Les dispositifs présentés à Eurosatory promettent une amélioration substantielle des conditions de formation. En effet était présentés plusieurs simulateurs (tir, drone, hélicoptère, véhicules, observateur d’artillerie, etc.) qui pouvaient tous être mis en réseau pour créer des scénarios complexes impliquant à la fois des forces terrestres et aériennes. Un exemple donné sur le salon était une reconstitution de la bataille de Gao lors de l’opération Serval en 2013 intégrant tous les simulateurs évoqués précédemment dont 1 véhicule en réseau depuis Saumur.

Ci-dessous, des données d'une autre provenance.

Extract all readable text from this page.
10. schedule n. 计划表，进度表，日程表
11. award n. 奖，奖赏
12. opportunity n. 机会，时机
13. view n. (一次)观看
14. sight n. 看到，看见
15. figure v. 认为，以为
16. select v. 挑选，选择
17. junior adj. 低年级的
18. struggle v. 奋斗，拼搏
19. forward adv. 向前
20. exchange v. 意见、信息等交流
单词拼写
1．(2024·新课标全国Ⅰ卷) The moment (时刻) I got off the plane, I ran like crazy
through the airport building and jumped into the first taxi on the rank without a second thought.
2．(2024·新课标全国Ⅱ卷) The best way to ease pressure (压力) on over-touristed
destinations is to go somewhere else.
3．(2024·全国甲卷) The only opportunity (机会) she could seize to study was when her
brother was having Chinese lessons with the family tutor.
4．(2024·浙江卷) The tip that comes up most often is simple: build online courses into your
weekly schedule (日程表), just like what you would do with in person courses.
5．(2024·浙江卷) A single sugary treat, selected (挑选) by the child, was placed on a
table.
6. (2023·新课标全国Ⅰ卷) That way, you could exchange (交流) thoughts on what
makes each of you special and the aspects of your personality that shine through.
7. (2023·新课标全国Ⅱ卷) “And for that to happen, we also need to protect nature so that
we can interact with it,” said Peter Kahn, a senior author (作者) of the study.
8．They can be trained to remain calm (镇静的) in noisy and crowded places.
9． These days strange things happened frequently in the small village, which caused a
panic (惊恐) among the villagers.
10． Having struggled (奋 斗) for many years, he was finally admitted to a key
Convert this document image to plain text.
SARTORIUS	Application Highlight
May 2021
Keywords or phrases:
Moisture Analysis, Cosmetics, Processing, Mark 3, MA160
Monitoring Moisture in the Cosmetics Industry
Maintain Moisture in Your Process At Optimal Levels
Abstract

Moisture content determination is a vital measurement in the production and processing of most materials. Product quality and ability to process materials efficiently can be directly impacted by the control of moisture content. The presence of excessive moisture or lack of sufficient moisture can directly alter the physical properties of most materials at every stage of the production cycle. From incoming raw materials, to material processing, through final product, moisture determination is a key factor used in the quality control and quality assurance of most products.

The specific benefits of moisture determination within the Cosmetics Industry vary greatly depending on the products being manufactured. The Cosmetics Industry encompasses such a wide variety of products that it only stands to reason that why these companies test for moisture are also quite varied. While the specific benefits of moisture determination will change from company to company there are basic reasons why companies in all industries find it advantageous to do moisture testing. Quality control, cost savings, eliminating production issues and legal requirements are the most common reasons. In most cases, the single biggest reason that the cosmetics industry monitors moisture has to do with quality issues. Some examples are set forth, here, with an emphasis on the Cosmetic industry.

De plus l’emploi de la réalité augmentée se développe dans les forces. En particulier les tourelles des nouveaux véhicules de l’armée française (VBCI, Griffon et Jaguar) intègrent des éléments permettant de projeter, virtuellement, les équipages dans un environnement de formation interarmes et interarmées. Cela passe par la diffusion d’images adéquates dans les épiscopes et l’intégration d’éléments de simulation dans les systèmes embarqués.
Des innovations pour les collectivités et les services d’urgence
Les collectivités étaient également mises à l’honneur lors de ce salon. Pour la première fois, des conférences étaient données sur la thématique des smart cities. Ces conférences ont été l’occasion d’étudier la façon dont les smart cities permettaient d’améliorer la qualité de vie, de diminuer les risques et quels étaient les outils à mettre en œuvre pour atteindre ces objectifs.
En particulier, la cité intelligente de demain reposera à la fois sur l’internet des objets et sur le Big Data. Pour construire des offres de services pertinentes, il sera nécessaire de développer des algorithmes performants. Une attention importante devra également être portée sur la sécurité des personnes et des infrastructures. Ainsi, Thalès a présenté des technologies qui auraient permis de diviser la criminalité par 2 et le temps d’intervention des forces de l’ordre par 6 à Mexico.
Par ailleurs, pour beaucoup de services d’urgence, l’interopérabilité avec d’autres entités repose sur l’utilisation d’un système d’informations géographique unique. La société Diginext a présenté son système Crimson. Ce produit devient de plus en plus collaboratif et agrège des informations provenant de sources grand public telles que les réseaux sociaux et les chaines de télévision. Cela montre l’importance prise par le collaboratif dans la gestion des crises, que ce soit avec les acteurs des forces de secours mais également avec le grand public.
Enfin les collectivités utilisent aussi d’autres types d’innovations technologiques telles que les drones. Le projet DIDRO présenté au cours de ce salon vise à permettre l’inspection de digues anti crues par des drones. Le dispositif qui a été testé permet de gagner en efficacité et de réduire les coûts, notamment dans des contextes dégradés où les véhicules usuels ne peuvent pas intervenir.
Ce salon a donc été l’occasion de faire 3 constats principaux :
- Le Ministère de la Défense porte une démarche d’innovation ambitieuse relative à la formation, à l’emploi de réalité augmentée et la mise en réseau de plusieurs simulateurs pour créer des scénarios de formation complexes
- Les projets et nouveaux produits développés dans les secteurs de la défense et de la sécurité mettent les réseaux et la convergence des systèmes d’informations au centre de la démarche (le programme Scorpion par exemple)
- Il y a également des innovations pour les collectivités locales, via des innovations logicielles, les drones et le développement des smart cities.
Enfin, au-delà des pures thématiques digitales, on assiste à une consolidation du secteur qui dépasse les traditionnels protectionnismes, notamment actée par la fusion entre Nexter et Krauss-Maffei Wegmann.